According to New Oriental, Chinese international students are guided by three main considerations that remain constant when choosing a destination: education level; security; and recognition for future work.
“More attention is paid to university rankings and relevant majors when choosing universities for people who intend to study abroad,” the report noted, adding that more students are making their destination decisions based on school status.
The percentage of respondents who said that the university’s ranking and the availability of a relevant major were the two main considerations, with 66% and 60%, respectively, indicating that they were a factor.
However, the report also says that, more broadly, people intending to study abroad are “taking a more rational view of rankings”, despite the fact that rankings still strongly influence people’s choices.
There is also a decline in scholarship consideration as the Chinese economy improves and study abroad budgets increase.
Average study abroad budgets among Chinese students rose from 492,000 yuan in 2018 to 535,000 yuan in 2022, the report added.
Despite this – which New Oriental suggested was the result of improved economic conditions and increased need for budgets to combat pandemic-related restrictions and lockdowns – Chinese students are spending less while abroad.
The company suggests that Chinese students’ spending abroad is becoming “more streamlined.”
The study also analyzed the wider impact of the pandemic on aspirations to study abroad.
Despite Covid-19, 86% of Chinese international students still insist on their study abroad goals, also believing that studying abroad is an investment to enrich their future.

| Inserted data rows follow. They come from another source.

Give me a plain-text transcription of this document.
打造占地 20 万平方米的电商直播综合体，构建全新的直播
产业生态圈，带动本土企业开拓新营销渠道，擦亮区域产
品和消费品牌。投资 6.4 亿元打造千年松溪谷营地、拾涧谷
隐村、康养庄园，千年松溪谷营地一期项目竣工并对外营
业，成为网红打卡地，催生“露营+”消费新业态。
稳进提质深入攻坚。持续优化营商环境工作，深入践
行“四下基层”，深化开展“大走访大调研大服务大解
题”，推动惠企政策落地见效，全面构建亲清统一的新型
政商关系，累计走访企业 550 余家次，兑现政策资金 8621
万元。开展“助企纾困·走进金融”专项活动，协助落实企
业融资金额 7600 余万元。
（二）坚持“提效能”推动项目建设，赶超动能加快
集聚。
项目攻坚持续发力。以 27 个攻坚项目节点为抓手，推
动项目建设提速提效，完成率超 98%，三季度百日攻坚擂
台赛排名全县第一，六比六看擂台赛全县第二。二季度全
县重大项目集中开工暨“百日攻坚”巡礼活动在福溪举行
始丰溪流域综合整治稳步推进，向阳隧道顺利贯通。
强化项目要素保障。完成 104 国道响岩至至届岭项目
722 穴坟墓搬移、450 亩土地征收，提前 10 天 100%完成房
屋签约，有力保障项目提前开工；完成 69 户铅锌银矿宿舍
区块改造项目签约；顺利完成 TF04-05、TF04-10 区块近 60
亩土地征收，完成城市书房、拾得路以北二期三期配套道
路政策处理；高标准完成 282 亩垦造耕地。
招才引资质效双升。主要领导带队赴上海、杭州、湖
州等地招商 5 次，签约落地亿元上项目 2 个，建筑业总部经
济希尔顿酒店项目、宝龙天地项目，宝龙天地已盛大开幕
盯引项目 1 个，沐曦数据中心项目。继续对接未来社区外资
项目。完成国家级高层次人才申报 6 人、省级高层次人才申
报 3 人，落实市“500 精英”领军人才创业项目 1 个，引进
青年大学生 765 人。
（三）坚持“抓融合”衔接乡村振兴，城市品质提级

About 93% of these students were reported to need the help of foreign study agencies, and almost 70% of them had chosen an agency they wanted to work with at least a year before the start of the program.
New Oriental also reported a downward trend in negative perceptions of study abroad as the field continues to gain popularity in China.
“Undoubtedly, studying abroad remains a necessity of this generation”
“The proportion of people strongly refusing to study abroad has fallen, indicating that the abilities of international students are gradually being recognised,” the report said.
Sun Tao, assistant vice president of New Oriental Education & Technology Group and president of New Oriental Vision Overseas Consulting, said that international education “remains strong” and the Chinese government and society continue to emphasize that “studying abroad is an important way to develop international talents”.
Last year was full of challenges for New Oriental, he noted. The company started selling agricultural products and closed it online Branch K-12as a result China’s grip on edtech. The FT reported that the company refused 60 thousand workers and published losses of $876 million.
Education Minister Huai Jinpeng said China will “continue to promote the opening up of high-quality education, attract premier educational resources, support overseas study and improve the quality of foreign students who will study in China,” Tao added.
“Undoubtedly, studying abroad remains a necessity of this generation. In the future, competition for high-quality educational resources will increase.”